George Lewis and his Ragtime Band / Jazz At Vespers ( 米 Riverside RLP12-230 )
先日、トラッド・ジャズの巨匠コレクター Cotton Club さんのブログにお邪魔して、「ジョージ・ルイスはいいですねぇ」なんてお話をさせて頂いて、
久し振りに聴いてみたいなあ、などと考えていたら、週末の新入荷のエサ箱でこうして邂逅する。中古漁りではこういうことがよくある。
リヴァーサイドの完オリで盤面ピカピカの安レコ。トラッドは残念ながら人気がない。
トラッド・ジャズは20代の終わり頃によく聴いていたけど、最近はすっかりご無沙汰している。単にそこまで手が回らないという理由からだ。
トラッド・ジャズはアメリカの大地のように肥沃で広大な領域で、いっちょ噛みしたくらいではどうにもならない。今はほんの端っこの一部を
ちょこっと齧るので精一杯。
ジョージ・ルイスはレコードが膨大にあって、素人にはどれから聴けばいいかわからないが、幸いにもブルーノートやリヴァーサイドからも
リリースされているので、お馴染みのこのレーベルあたりから入るのがわかりやすい。ブルーノートの話はまた別途するとして、今回はこの
リヴァーサイド盤である。オリジナルはEMPIRICALというレーベルの10インチで、こちらはライセンス販売になるそうだ。リヴァーサイドは
レーベル立上げ期に自社録音音源が少なかったので、最初はこういう他社ライセンスのレコードを作って売るところからスタートしている。
ニュー・オーリンズやディキシーランドのジャズはアメリカの他の音楽と同様、ブルースやラグタイムなどの原初の音楽から派生した音楽だが、
それらに最も近い距離にある。奴隷制度の過酷な生活の中から生まれたそういう音楽が表現する苦悩を一旦後退させて、白人や白人との混血たち
が好んだ軽い音楽と入り混じることで発展してきた。

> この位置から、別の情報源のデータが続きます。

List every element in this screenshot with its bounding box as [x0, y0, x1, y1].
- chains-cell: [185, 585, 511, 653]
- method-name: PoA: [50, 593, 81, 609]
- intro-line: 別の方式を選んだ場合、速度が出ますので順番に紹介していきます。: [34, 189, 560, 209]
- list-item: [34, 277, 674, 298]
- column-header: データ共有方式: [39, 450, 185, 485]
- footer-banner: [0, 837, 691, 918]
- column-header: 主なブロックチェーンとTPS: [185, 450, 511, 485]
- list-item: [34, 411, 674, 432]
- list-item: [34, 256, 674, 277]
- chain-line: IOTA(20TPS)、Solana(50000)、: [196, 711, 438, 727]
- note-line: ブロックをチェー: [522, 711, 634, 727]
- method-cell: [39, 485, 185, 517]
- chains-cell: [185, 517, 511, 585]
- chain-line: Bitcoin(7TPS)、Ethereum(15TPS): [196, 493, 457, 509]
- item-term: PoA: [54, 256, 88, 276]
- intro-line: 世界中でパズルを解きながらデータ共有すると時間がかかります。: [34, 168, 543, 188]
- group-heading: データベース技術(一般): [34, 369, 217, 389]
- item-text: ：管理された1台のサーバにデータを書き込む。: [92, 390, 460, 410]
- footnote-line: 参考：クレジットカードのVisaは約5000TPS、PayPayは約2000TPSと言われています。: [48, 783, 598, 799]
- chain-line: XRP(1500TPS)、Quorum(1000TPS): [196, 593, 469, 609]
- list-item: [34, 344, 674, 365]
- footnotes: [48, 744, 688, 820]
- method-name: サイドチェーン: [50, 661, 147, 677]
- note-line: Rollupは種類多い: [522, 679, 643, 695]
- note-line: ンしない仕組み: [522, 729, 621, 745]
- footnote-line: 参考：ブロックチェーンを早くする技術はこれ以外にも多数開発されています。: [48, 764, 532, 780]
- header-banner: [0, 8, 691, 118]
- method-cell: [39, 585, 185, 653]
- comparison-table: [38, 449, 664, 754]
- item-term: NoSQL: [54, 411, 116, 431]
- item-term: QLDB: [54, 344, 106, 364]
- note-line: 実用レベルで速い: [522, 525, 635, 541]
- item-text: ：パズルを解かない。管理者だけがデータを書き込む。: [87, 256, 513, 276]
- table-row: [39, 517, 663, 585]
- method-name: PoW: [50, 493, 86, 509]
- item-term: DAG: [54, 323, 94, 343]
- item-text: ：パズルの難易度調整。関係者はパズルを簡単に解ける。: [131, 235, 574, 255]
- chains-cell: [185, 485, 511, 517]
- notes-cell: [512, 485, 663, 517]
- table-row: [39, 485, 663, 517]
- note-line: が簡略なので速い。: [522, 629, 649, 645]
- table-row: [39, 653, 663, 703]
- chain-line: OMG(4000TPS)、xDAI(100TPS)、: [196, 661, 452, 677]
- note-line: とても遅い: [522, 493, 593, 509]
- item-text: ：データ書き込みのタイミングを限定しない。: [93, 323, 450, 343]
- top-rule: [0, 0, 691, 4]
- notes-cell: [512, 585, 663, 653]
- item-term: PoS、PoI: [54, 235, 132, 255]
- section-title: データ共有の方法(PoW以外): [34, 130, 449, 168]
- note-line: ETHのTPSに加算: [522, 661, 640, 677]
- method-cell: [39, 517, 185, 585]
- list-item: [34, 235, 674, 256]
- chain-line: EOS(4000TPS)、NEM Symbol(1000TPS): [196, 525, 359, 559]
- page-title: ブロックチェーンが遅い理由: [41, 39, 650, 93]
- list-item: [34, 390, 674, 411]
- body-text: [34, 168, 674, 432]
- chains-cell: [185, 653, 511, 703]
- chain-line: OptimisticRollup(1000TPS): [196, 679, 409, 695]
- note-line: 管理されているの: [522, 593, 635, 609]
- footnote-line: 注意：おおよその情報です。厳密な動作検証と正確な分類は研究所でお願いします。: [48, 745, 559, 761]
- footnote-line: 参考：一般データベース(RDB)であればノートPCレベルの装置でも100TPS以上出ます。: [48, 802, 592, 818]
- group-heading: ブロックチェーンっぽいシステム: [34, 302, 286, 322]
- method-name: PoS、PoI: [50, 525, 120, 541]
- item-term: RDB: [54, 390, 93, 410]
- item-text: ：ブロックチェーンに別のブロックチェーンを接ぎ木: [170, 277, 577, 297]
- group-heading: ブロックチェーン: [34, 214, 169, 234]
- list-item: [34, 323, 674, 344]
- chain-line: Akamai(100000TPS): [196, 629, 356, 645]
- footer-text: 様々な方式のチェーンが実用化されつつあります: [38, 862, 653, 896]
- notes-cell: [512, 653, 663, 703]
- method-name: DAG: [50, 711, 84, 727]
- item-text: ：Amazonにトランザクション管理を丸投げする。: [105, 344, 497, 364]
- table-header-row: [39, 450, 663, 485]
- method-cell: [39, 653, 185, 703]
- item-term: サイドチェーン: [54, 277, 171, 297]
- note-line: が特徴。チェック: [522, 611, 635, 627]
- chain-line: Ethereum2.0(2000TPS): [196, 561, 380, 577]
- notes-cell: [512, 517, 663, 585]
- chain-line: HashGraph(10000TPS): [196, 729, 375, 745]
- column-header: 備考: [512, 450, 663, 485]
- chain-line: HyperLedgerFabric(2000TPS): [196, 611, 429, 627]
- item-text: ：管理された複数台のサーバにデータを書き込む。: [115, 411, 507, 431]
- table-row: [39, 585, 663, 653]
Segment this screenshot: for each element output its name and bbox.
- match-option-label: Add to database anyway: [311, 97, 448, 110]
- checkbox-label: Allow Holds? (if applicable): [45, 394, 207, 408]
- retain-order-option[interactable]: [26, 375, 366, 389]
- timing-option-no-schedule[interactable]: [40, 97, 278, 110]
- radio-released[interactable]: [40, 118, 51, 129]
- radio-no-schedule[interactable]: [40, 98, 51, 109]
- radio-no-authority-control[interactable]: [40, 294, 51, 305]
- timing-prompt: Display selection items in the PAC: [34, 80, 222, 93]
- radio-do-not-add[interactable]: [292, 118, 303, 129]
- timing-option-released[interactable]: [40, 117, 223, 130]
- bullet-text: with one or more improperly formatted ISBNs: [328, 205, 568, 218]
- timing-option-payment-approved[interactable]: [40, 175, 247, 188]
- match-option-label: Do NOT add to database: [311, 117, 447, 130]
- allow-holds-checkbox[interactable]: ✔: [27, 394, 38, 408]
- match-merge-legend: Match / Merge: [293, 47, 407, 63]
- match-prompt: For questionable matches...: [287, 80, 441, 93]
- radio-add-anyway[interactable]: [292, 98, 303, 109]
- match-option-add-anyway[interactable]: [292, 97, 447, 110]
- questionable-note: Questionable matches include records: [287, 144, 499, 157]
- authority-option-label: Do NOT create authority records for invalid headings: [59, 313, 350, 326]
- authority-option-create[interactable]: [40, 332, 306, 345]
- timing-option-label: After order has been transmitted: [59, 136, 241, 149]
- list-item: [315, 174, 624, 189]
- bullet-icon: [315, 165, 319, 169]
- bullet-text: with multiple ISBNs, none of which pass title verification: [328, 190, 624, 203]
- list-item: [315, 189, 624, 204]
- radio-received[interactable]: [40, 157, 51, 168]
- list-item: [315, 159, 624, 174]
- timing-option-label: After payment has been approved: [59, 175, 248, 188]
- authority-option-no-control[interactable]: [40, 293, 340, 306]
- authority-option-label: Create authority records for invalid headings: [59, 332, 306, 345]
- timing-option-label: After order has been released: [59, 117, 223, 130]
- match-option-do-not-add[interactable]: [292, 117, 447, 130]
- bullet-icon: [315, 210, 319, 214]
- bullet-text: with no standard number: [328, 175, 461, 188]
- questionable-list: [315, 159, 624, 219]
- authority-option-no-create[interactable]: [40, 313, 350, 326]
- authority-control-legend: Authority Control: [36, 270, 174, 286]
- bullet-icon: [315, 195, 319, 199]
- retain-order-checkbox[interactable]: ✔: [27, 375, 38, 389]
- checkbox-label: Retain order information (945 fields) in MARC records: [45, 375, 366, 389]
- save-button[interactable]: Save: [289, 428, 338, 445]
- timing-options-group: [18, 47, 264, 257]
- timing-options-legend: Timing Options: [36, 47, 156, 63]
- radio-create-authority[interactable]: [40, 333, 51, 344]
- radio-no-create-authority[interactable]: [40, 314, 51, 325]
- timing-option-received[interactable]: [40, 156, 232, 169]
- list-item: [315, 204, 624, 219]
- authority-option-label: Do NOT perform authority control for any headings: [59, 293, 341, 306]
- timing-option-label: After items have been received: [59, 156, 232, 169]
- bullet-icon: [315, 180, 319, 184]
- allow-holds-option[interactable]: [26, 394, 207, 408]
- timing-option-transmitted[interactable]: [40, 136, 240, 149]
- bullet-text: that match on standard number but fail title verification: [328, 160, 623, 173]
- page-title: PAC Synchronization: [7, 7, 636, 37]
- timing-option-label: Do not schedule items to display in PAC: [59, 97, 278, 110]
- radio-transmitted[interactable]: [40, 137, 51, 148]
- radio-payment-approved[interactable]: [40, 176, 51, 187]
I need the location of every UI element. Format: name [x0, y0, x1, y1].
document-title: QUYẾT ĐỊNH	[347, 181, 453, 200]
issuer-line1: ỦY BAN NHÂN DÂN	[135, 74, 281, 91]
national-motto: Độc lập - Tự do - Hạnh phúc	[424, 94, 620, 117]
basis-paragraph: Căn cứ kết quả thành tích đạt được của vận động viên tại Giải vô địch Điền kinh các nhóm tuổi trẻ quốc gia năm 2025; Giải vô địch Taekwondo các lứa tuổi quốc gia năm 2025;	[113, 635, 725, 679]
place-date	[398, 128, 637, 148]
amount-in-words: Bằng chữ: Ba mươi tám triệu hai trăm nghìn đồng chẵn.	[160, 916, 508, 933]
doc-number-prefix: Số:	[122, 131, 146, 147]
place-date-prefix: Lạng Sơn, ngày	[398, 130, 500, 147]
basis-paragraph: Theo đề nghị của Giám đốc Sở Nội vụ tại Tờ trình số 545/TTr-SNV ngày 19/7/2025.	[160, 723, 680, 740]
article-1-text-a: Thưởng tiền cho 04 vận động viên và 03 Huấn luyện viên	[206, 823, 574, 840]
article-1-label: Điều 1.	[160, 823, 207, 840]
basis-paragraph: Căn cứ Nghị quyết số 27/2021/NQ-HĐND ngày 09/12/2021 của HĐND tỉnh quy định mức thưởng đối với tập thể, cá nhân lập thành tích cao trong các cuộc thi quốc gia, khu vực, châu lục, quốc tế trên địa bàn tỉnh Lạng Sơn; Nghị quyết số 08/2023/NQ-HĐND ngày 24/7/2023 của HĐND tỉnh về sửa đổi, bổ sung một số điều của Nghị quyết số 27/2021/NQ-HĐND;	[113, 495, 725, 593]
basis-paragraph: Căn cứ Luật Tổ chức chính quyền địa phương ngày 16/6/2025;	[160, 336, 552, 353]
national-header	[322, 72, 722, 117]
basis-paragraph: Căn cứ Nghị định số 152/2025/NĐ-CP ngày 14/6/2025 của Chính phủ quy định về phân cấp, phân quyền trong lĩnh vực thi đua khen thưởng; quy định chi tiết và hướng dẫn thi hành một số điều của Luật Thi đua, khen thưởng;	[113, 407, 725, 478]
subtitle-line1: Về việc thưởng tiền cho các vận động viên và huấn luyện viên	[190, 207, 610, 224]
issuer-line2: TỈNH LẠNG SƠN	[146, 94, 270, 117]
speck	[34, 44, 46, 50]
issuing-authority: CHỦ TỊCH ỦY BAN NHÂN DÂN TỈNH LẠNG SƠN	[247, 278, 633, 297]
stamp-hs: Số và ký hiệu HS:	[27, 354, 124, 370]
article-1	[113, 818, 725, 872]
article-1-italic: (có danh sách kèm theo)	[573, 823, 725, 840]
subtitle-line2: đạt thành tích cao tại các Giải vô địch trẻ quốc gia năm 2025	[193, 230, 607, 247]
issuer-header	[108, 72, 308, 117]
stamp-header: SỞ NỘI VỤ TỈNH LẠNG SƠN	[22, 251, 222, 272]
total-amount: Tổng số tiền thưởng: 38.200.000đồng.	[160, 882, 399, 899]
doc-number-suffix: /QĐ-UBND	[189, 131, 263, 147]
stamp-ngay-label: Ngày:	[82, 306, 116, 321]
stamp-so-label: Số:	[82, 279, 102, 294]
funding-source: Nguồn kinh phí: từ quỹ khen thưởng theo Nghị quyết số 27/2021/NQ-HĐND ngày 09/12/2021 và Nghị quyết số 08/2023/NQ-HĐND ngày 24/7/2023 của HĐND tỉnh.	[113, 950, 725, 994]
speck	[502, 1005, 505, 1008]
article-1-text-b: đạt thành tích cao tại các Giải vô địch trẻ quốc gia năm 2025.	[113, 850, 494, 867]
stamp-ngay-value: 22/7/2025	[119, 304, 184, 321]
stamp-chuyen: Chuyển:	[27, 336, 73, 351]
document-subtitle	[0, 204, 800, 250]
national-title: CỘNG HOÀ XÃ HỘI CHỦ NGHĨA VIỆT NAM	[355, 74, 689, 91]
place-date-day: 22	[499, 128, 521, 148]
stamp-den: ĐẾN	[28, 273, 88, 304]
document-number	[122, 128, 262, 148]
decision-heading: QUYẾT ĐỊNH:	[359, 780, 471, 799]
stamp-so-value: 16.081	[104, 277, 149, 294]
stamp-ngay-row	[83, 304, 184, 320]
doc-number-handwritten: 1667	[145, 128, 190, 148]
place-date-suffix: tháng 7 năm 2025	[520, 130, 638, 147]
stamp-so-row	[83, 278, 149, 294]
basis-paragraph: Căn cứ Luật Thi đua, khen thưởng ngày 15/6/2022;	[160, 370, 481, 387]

そのため、注意深く聴くといろんな音楽的要素が随所に練り込まれているのがわかる。
特に、このラグタイム・バンドの演奏はそういう元々の特質に加えて、ある種の洗練さを身に纏っている。それはまるで上質な麻の生地で作られた
ボタンダウンのシャツのような質感だ。苦々しい生い立ちは人目に触れないようにして、成熟した音楽へと昇華することで、人々を楽しませる
一流の芸術として生まれ変わることができた。だから、一見陽気な雰囲気の中にもそこはかとない哀しみのようなものがうっすらと漂い、それが
心地よい哀愁となって聴く人の心を癒す。ルイ・アームストロングのように強烈でわかりやすい個性で売らず、純粋に音楽的で控えめだった
ジョージ・ルイスの音楽がここまで大きくなったのは、そういうところがあったからだろうと思う。
スマホ片手に「続・公爵備忘録」を睨みながら、トラッド・ジャズのレコードを漁ると迷いがなくていい。これに勝る手引書は他にないのだ。
このレコードはGeorge Lewisの傑作で、厳密には再発ですが、オリジナルより音が良く、入手しやすく、かつお値段的にも安い。多くの人に聴かれれば、自分のことのように嬉しいです。